While the federal Conservatives deny a recent report that they have made up their minds to eliminate the $14.5-million Canada New Media Fund, they do confirm the possibility the fund will run its course come March 31, 2009.
In response to an Aug. 30 article in The Globe and Mail, Dominic Gosselin, Heritage Minister Josée Verner’s press secretary, says it is merely ‘speculation’ the fund will be cut.
‘We didn’t say ‘no,’ we didn’t say ‘yes.’ It’s in evaluation at the department,’ says Gosselin.
The Canada New Media Fund, administered by Telefilm Canada, provides support for the creation and distribution of interactive digital media. Gosselin says the CNMF is a ‘sunset’ program – created for a specific purpose in a specific period of time. He says the Tories renewed the program in 2007 because it had not yet fulfilled all its mandates and objectives.
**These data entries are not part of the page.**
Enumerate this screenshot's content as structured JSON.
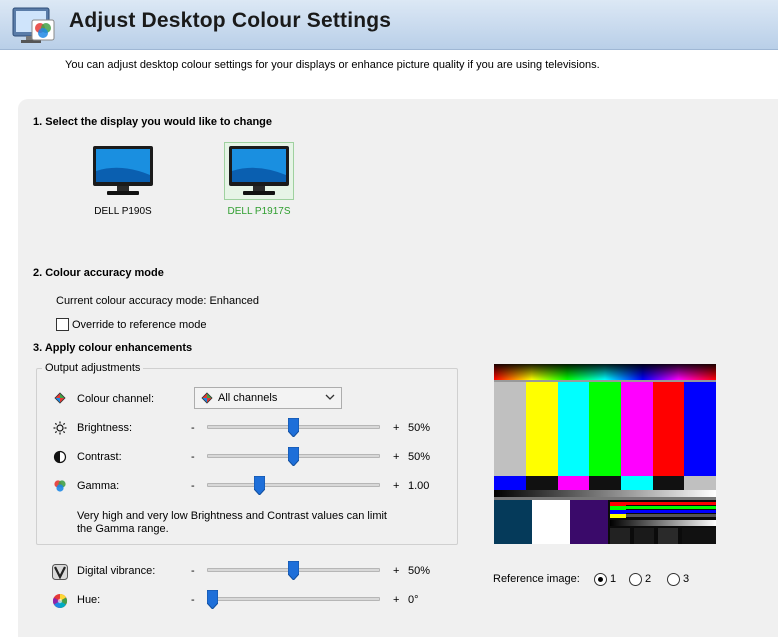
{
  "header": {
    "title": "Adjust Desktop Colour Settings",
    "subtitle": "You can adjust desktop colour settings for your displays or enhance picture quality if you are using televisions."
  },
  "section1": {
    "title": "1. Select the display you would like to change",
    "displays": [
      {
        "label": "DELL P190S",
        "selected": false
      },
      {
        "label": "DELL P1917S",
        "selected": true
      }
    ]
  },
  "section2": {
    "title": "2. Colour accuracy mode",
    "current_mode": "Current colour accuracy mode: Enhanced",
    "override_label": "Override to reference mode",
    "override_checked": false
  },
  "section3": {
    "title": "3. Apply colour enhancements",
    "group_title": "Output adjustments",
    "colour_channel_label": "Colour channel:",
    "colour_channel_value": "All channels",
    "sliders": [
      {
        "label": "Brightness:",
        "minus": "-",
        "plus": "+",
        "value": "50%",
        "level": 0.5,
        "icon": "sun-icon"
      },
      {
        "label": "Contrast:",
        "minus": "-",
        "plus": "+",
        "value": "50%",
        "level": 0.5,
        "icon": "contrast-icon"
      },
      {
        "label": "Gamma:",
        "minus": "-",
        "plus": "+",
        "value": "1.00",
        "level": 0.29,
        "icon": "gamma-icon"
      }
    ],
    "note": "Very high and very low Brightness and Contrast values can limit the Gamma range.",
    "extra_sliders": [
      {
        "label": "Digital vibrance:",
        "minus": "-",
        "plus": "+",
        "value": "50%",
        "level": 0.5,
        "icon": "vibrance-icon"
      },
      {
        "label": "Hue:",
        "minus": "-",
        "plus": "+",
        "value": "0°",
        "level": 0.0,
        "icon": "hue-icon"
      }
    ]
  },
  "reference": {
    "label": "Reference image:",
    "options": [
      "1",
      "2",
      "3"
    ],
    "selected": 0
  },
  "colors": {
    "selected_display_text": "#2f9e2f",
    "header_gradient_top": "#dce8f5",
    "header_gradient_bottom": "#b9cfe8"
  }
}
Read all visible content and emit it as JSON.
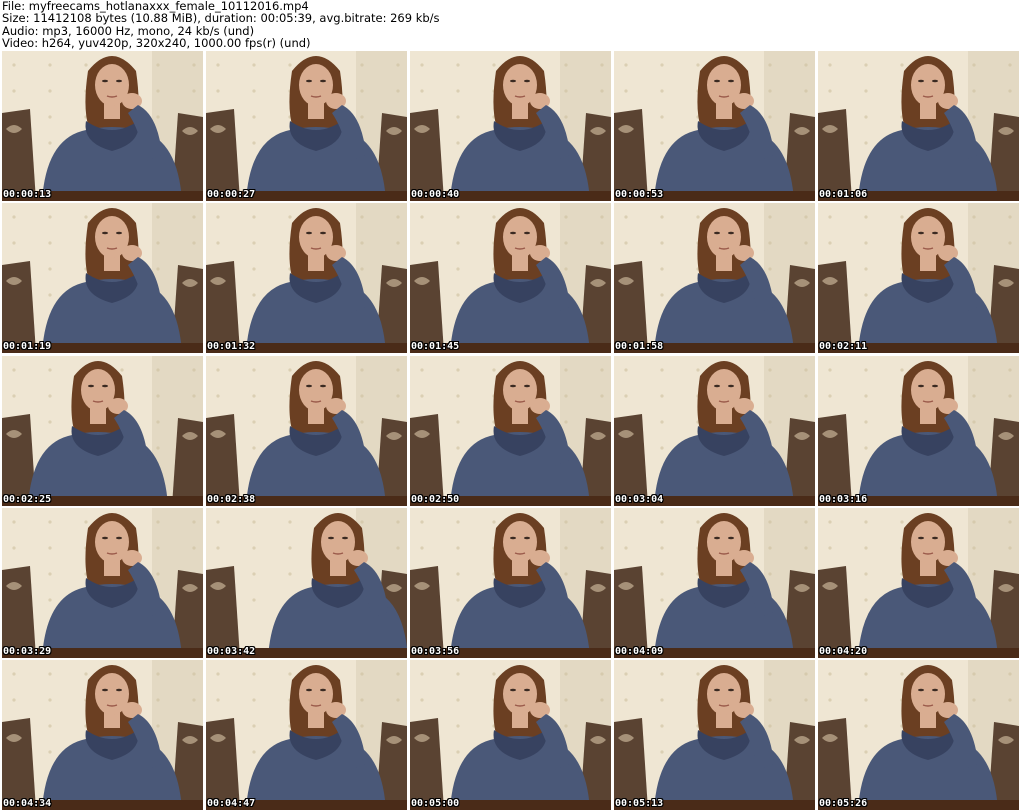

‘From the beginning, this was not a program that was supposed to exist until doomsday,’ he explains. ‘Like any other sunset program, it will be re-evaluated and then decided if it will be renewed or not.’
Rumors of the program’s demise have sent the industry – already reeling from recent Tory cuts to cultural programs – into a frenzy. There is now fear for the future of the Canadian Television Fund, which has also yet to be renewed by Heritage.
‘It’s disheartening,’ says Andra Sheffer, executive director of the Bell Broadcast and New Media Fund, of the possibility of the CNMF being cancelled. The Bell fund is a major private backer of interactive content that complements TV shows.
‘Between [the CNMF] and the Bell fund, it’s the only way that anything has been funded in this country for the last few years in this area of new media,’ Sheffer continues. ‘It [would leave] us alone as the major funder…I don’t know where producers [would] find the other money.’
A Telefilm spokesperson declined to comment on the matter.
The Tories last month confirmed plans to stop annual contributions of $300,000 to the A-V Preservation Trust, $1.5 million to the Canadian Independent Film and Video Fund, $2.5 million to the National Training Schools Program, $9 million to Trade Routes and $4.7 million to PromArt as of March 31, 2009.
Gosselin insists the future of the CNMF has nothing to do with the elimination of those other cultural programs.
‘No, it’s not linked to [other] cuts in culture,’ Gosselin says. ‘Some people at Telefilm have been told the program may end in 2009. We hope it will be renewed, but we don’t have the final signature on the paper.’